Romans 3: All Have Sinned

The discussion from the end of chapter 2 on circumcision continues as Paul elaborates on how to think about it under the new law. Where, under the old law, circumcision was a physical indicator of loyalty to God, now under the new law circumcision gives way to faith. The question is no longer “are you circumcised?”, but is rather, “Do you believe?” Faith, having rightly replaced circumcision in the new law, it is the path to God. For God alone is righteous in that He knows not sin.

In verses 1-20, Paul is contending with a frame of mind that would seem to think that man in some cases is justified to sin. Rather than being justified in sin, however, our sin in fact “demonstrates the righteousness of God” in that God punishes for sin. We do not have a “right” to sin. In fact, our rights as the created start and end in the arena of properly recognizing our God, heeding His statutes and commandments, and living for Him with grateful hearts. This theme establishes two incontrovertible facts about our Creator:

  • Based on His identity and nature, God is justified to judge and punish
  • Unbelief in God does not nullify His faithfulness to His people to both reward righteousness and punish sin

The passages that Paul quotes in verses 10-18 are taken from the books of Psalms and Ecclesiastes and are meant to underscore man’s tendency to sin and ignore the teachings of God. Under the law, man was forever corrupt and justification for sin was impossible.

But in verse 21, Paul turns a corner in addressing how the righteousness of God is made apparent apart from the law, namely through Jesus. Where there was no justification for sin in the old law, we have the forgiveness of our sins under the new. In fact, the passage elucidates how the sins under the old law were “passed over” so that the forgiveness in grace through Jesus Christ could be demonstrated with the new law. We are justified in our sins, those of us who have faith in Jesus Christ. This does not allow for the continuation of willing sin, but justifies us in our past sins, and the onus is on each of us to repent and live for righteousness’ sake in the eyes of our benevolent God.

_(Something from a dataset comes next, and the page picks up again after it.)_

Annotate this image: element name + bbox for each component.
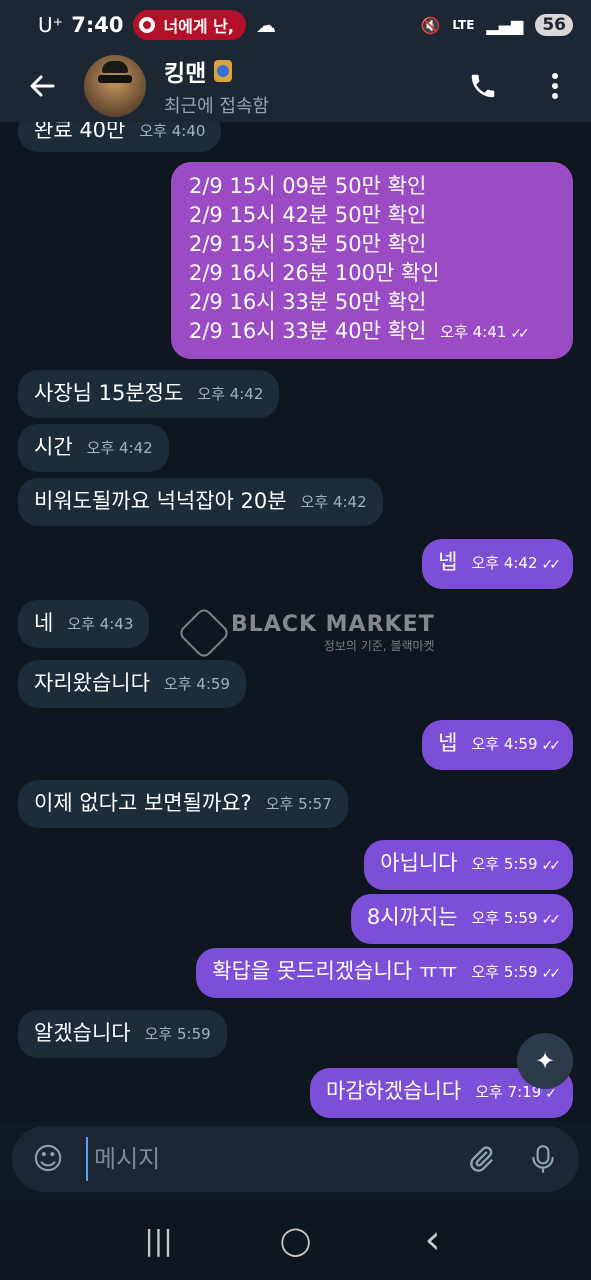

It all boils down to the idea that “man is justified by faith apart from the deeds of the law.” This means that all of the works required by the old law (sacrifices and the like) did nothing to cleanse souls from the corruption of sin. Instead, it is the faith in God through Jesus Christ that absolves sin. And this is true for all men. In closing this chapter, Paul makes the point that the law is not forgotten or forsaken by virtue of the new law of faith in Jesus Christ; rather the law is established and made perfect under the new law.